Klima-Initiative in Berlin: Verschärftes Klima

Nach französischem Vorbild: Initiative Klimaneustart sammelt Unterschriften für einen Klima-Bürger*innenrat in Berlin.

Dunkle Abgaswolke vor trüber Sonne

Ganz bestimmt so eine Klimafrage Foto: dpa

BERLIN taz | Was in Frankreich momentan in Sachen Klimapolitik durch die Decke geht, könnte auch in Berlin starten: Ein Klimarat, der radikale Vorschläge macht. Zufällig ausgewählte Berliner*innen, die dem Senat ansagen, wie Klimapolitik gemacht werden soll. Für diese Idee sammelt die Initiative Klimaneustart seit Dienstag Unterschriften. Pünktlich zum Berliner Wahlkampf 2021 steht zudem in der Pipeline: ein Volksbegehren zur Verschärfung des Klimaschutzes.

Ob Wohnen, Heizen oder Einkaufen: Der Klimaschutz wird einschneidende Maßnahmen erforderlich machen – die alle Menschen in der Hauptstadt betreffen. „Das klappt nur, wenn die Berliner Bevölkerung mitzieht“, sagt Stefan Zimmer von der Initiative Klimaneustart, die hinter der Volksinitiative steckt.

Dafür sei ein Klima-Bürger*innenrat ein gutes Mittel, da er einen „Querschnitt der Bevölkerung“ abbildet, sagt Zimmer. Berliner*innen unterschiedlicher Bildungsschichten, sozialer Milieus und Einkommensgruppen können so über notwendige Klimaschutzmaßnahmen diskutieren. Politische Empfehlungen „müssen vom Senat berücksichtigt werden“, hofft Zimmer, „denn sie haben mehr Gewicht, als wenn einzelne Gruppen irgendwas fordern“.
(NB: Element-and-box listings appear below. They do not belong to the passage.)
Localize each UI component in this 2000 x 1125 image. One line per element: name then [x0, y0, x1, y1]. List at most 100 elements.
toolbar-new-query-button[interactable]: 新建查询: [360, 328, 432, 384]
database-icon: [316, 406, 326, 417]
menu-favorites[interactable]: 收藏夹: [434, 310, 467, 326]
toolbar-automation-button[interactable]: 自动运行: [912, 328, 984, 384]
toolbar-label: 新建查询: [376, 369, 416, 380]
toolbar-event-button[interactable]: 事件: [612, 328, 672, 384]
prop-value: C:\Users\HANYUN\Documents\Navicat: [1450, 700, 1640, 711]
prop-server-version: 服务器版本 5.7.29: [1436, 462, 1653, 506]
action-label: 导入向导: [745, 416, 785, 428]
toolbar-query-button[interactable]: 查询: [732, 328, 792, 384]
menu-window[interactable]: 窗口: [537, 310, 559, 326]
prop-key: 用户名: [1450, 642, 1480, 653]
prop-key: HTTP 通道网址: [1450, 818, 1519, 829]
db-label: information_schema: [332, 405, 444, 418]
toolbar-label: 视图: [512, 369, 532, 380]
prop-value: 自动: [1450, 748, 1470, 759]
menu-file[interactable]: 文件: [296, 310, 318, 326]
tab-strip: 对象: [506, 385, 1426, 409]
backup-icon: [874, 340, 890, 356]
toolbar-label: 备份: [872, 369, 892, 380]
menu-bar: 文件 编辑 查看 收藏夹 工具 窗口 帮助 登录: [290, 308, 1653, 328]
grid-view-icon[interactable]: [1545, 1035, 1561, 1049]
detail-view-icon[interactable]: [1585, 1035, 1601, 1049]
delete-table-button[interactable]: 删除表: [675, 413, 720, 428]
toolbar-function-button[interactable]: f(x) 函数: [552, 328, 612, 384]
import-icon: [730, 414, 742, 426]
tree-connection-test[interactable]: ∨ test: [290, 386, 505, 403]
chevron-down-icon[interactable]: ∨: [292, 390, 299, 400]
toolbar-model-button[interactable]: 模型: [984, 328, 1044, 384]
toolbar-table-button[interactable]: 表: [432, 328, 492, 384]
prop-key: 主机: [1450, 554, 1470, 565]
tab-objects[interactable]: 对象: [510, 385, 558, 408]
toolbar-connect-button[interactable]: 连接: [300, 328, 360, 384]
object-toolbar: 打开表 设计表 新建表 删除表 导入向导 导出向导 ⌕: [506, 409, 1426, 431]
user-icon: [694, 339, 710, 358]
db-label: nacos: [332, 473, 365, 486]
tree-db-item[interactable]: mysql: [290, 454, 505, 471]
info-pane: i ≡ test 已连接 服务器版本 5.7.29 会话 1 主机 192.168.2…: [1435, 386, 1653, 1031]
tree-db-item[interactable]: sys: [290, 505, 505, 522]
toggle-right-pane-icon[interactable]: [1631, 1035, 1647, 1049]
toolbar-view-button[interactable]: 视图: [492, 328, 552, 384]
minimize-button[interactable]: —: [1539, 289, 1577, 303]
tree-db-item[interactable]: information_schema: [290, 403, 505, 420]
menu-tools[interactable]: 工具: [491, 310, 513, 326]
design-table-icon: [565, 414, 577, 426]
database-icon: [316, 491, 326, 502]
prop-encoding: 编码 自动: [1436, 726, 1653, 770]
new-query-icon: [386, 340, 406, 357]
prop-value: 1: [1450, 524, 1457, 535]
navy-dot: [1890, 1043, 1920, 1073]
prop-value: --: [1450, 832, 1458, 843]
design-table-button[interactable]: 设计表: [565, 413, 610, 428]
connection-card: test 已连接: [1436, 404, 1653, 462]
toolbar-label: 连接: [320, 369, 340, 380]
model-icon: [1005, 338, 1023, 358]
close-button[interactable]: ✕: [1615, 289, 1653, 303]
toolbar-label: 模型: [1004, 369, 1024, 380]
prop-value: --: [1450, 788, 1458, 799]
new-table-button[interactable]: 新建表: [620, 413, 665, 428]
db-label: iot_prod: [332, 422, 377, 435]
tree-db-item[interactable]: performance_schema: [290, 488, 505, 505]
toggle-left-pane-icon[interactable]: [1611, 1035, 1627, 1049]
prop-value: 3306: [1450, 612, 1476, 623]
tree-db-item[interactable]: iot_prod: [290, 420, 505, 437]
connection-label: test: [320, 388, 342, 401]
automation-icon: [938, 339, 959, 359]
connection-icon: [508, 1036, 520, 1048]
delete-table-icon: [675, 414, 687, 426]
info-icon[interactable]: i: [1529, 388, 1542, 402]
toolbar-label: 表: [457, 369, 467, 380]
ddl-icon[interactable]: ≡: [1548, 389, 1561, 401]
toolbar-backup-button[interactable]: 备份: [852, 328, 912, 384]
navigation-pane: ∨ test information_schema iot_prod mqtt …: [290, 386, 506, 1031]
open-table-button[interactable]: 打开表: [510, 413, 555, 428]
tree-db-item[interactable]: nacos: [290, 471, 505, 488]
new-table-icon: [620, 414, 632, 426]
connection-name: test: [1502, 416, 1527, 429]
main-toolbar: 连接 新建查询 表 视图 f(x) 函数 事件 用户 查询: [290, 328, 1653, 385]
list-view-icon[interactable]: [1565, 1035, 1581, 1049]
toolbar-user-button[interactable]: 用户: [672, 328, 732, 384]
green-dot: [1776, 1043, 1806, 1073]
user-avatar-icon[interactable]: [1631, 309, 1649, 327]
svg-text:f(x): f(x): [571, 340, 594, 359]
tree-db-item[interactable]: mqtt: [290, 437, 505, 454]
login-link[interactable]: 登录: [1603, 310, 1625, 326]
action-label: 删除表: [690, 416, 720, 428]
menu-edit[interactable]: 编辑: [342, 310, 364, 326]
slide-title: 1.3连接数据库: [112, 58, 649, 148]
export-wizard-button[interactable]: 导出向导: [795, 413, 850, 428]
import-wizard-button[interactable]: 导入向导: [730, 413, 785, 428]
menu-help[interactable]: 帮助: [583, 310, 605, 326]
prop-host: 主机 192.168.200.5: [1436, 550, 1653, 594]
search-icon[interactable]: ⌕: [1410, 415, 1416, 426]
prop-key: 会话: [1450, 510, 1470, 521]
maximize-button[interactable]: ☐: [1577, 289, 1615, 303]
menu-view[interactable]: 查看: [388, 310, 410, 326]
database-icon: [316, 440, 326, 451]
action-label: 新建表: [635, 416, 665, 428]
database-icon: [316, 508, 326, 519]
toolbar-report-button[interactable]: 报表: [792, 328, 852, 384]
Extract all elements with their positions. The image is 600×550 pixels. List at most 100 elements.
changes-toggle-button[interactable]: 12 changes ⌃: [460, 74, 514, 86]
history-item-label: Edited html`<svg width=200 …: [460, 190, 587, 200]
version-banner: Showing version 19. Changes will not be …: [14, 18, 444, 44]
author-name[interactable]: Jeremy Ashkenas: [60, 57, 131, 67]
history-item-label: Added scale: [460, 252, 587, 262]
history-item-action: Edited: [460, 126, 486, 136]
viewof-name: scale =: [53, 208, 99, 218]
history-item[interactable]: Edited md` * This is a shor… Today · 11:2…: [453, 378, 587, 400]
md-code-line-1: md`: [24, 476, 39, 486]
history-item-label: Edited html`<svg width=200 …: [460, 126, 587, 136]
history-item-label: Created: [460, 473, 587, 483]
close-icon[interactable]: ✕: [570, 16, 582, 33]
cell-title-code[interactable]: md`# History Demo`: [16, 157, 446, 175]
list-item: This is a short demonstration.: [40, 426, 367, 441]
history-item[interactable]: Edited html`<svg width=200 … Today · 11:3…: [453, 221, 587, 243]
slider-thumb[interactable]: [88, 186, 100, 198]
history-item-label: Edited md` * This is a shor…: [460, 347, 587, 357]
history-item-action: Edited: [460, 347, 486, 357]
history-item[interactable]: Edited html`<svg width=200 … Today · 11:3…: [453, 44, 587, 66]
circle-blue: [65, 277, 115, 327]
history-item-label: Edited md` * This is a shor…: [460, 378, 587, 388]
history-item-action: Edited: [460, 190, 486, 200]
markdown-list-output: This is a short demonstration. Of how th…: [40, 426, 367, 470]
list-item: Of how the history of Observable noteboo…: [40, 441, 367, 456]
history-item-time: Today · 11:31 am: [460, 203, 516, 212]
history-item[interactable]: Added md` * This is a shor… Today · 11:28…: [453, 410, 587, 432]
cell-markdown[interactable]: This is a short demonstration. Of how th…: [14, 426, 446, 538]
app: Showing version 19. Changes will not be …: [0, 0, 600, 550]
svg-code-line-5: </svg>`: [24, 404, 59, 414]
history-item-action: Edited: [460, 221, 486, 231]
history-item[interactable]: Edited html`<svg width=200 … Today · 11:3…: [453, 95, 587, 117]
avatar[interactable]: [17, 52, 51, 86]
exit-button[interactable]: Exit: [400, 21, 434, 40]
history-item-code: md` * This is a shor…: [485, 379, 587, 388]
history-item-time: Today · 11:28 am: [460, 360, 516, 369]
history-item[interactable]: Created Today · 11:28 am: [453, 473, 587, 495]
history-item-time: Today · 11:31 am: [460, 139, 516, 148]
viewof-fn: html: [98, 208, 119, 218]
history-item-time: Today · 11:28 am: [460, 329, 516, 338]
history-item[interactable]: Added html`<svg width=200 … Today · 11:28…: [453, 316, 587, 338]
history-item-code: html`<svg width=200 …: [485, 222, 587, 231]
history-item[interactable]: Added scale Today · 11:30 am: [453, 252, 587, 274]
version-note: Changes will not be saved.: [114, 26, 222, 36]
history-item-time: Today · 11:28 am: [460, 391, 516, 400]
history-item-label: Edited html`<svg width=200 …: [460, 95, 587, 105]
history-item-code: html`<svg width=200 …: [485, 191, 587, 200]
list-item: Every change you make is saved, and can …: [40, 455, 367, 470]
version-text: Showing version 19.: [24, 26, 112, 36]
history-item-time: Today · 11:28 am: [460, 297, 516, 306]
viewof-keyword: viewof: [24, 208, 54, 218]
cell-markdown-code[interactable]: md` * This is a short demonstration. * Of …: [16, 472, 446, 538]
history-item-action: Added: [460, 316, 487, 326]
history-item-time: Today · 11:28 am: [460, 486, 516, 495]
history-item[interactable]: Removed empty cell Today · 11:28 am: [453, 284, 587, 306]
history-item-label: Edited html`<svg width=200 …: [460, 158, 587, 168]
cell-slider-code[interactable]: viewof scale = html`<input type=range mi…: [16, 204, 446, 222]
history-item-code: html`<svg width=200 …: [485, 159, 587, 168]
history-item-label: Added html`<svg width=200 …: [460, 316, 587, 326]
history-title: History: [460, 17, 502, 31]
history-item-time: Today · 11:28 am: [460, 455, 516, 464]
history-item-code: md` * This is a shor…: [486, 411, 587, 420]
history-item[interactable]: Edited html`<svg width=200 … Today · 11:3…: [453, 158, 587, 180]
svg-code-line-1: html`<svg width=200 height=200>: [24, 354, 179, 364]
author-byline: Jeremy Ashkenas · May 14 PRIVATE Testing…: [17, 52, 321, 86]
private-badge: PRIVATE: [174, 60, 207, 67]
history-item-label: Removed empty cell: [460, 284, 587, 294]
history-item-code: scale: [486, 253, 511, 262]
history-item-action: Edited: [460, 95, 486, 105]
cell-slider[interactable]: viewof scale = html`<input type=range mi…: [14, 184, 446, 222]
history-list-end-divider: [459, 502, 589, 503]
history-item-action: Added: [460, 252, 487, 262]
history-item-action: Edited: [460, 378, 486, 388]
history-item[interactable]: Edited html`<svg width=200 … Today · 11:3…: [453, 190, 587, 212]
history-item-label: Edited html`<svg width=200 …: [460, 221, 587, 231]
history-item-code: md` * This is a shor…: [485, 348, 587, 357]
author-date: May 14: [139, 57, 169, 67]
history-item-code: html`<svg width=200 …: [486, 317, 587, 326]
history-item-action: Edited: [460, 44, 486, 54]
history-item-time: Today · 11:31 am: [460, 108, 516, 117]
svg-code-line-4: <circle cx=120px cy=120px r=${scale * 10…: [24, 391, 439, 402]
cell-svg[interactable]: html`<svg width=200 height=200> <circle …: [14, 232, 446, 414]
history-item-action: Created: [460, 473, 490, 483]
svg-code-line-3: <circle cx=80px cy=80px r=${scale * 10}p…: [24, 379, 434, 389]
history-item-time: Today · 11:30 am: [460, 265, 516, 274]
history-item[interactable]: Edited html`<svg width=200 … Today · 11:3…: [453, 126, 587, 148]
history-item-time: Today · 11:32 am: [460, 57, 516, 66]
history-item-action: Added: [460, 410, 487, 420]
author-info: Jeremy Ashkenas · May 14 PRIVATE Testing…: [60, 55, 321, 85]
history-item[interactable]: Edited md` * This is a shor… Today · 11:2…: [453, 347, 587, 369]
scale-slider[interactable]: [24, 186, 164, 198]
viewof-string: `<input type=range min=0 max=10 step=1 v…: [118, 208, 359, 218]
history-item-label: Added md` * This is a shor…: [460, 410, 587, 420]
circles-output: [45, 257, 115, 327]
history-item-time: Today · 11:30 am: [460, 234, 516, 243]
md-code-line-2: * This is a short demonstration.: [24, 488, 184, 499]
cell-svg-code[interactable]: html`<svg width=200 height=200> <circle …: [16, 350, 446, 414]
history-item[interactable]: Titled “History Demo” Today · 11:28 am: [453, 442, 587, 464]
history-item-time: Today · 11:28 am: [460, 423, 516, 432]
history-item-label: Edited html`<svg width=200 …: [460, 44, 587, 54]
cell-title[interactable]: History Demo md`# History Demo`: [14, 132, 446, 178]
Ein solcher Klimarat, bestehend aus 150 Menschen, ist in Frankreich aktuell erfolgreich: Mit dem „Ökozid“ soll ein Straftatbestand für Umweltzerstörung geschaffen und Klimaschutz in der Verfassung verankert werden. Über beide Vorschläge des dortigen Bürger*innenrates sollen die Französ*innen in einem Referendum abstimmen. Das sei auch für die kommunale Ebene in Deutschland sinnvoll, sagt Zimmer. Auf die Bundesregierung sei nach dem „Klimapäckchen“ vom vergangenen Herbst kein Verlass mehr.

20.000 Unterschriften müssen bis Mitte November zusammenkommen, damit das Abgeordnetenhaus sich mit der Initiative befassen muss. Weil jedoch Grünen-Abgeordneter Georg Kössler davon ausgeht, dass genügend Berliner*innen unterschreiben werden, will er die Idee schon nach der Sommerpause mit SPD und Linken besprechen. Einen solchen Rat fände Kössler gut, auch weil er wie in Frankreich zu mehr Akzeptanz für Klimaschutzmaßnahmen führen und für „uns Grüne Rückenwind und Ansporn zugleich“ sein kann.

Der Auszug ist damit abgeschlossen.